Don’t you hate it when you are out for a long run and you are taken prisoner by Imperial Storm Troopers?  Oh, and a nasty little Jawa?

Okay, so maybe it didn’t happen like that.

But I digress…

It just seems like the weirdest things seem to happen to me when I am out on a long run. Which, of course, is why I always return.

I guess you are just bound to find insanity or inspiration out there. Somewhere.

I’ve developed some intense friendships out on the pavement. We talk about everything out on the road. And we experience everything together.

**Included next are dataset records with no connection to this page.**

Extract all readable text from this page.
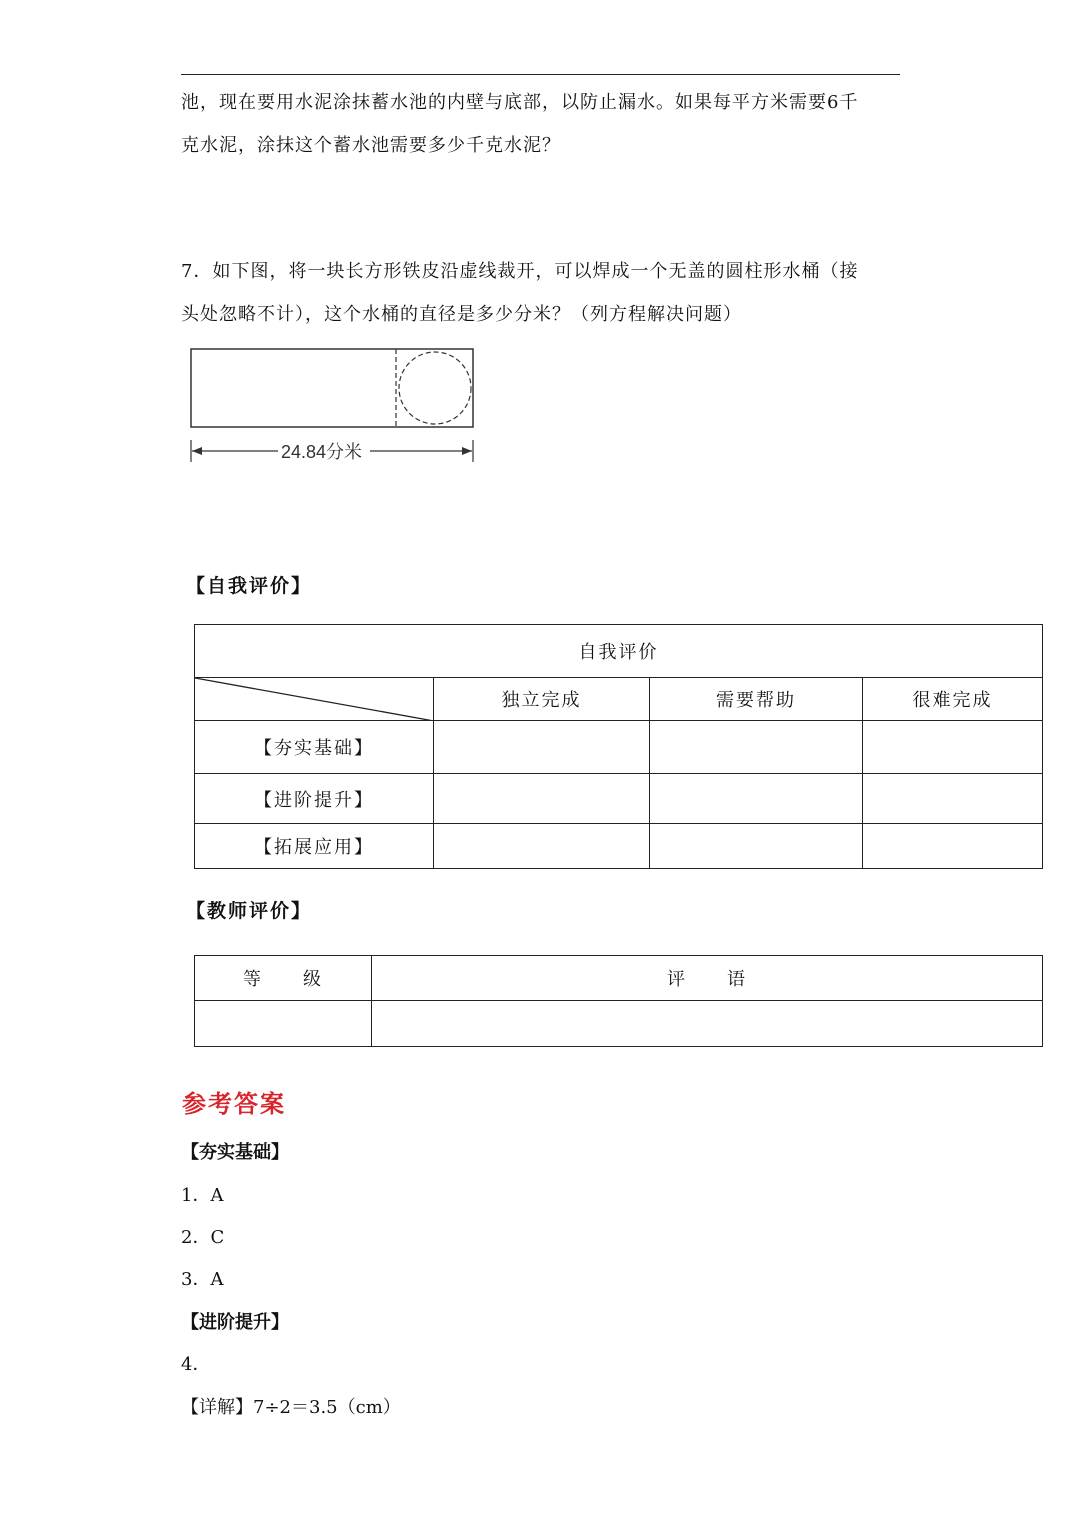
池，现在要用水泥涂抹蓄水池的内壁与底部，以防止漏水。如果每平方米需要6千
克水泥，涂抹这个蓄水池需要多少千克水泥？
7．如下图，将一块长方形铁皮沿虚线裁开，可以焊成一个无盖的圆柱形水桶（接
头处忽略不计），这个水桶的直径是多少分米？（列方程解决问题）
24.84分米
【自我评价】
自我评价			

	独立完成	需要帮助	很难完成
【夯实基础】			
【进阶提升】			
【拓展应用】			
【教师评价】
等　　级	评　　语

参考答案
【夯实基础】
1．A
2．C
3．A
【进阶提升】
4．
【详解】7÷2＝3.5（cm）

It is what I love most about running.  The camaraderie.  The hilarity and the bonds of friendship.

I remember reading this one article that Kristin Armstrong wrote for Runner’s World magazine.  It was called “Speed Queens” and it was about celebrating her friend Paige’s 40th birthday with a 5K. That article… No, that picture, has stuck with me for years.  They just looked like they were having so much FUN.

I remember wishing and hoping that one day I could have that kind of fun. I just wanted to experience that level of joy while doing something I loved.

You know what?  I believe I have.  Amazing.

Oh sure, my running partners and I have run through marital strife and through money woes. We’ve run through neighborhood dramas and educational issues. We’ve talked of politics and world peace. Yes, there have been some doozys.

But, oh the hilarity! You can’t spend that amount of time with people and not come out of it with some incredibly amusing memories.  Indeed, memories that no one else will understand.

And bonds of friendship that will never break.

…Oh, right.  So back to the Star Wars guys… Truly, Katie and I were just running through Baker Park the other day minding our own business when RANDOM Storm Troopers appeared. It was too bizarre to pass up. So we stopped to investigate. (Wouldn’t you?) Mileage be damned!

All I can tell you is… that Jawa is definitely creepier then the robot dudes. Seriously. In fact, it had just come out of the porta-potty. People, there is just no telling what Jawas DO in a porta-potty.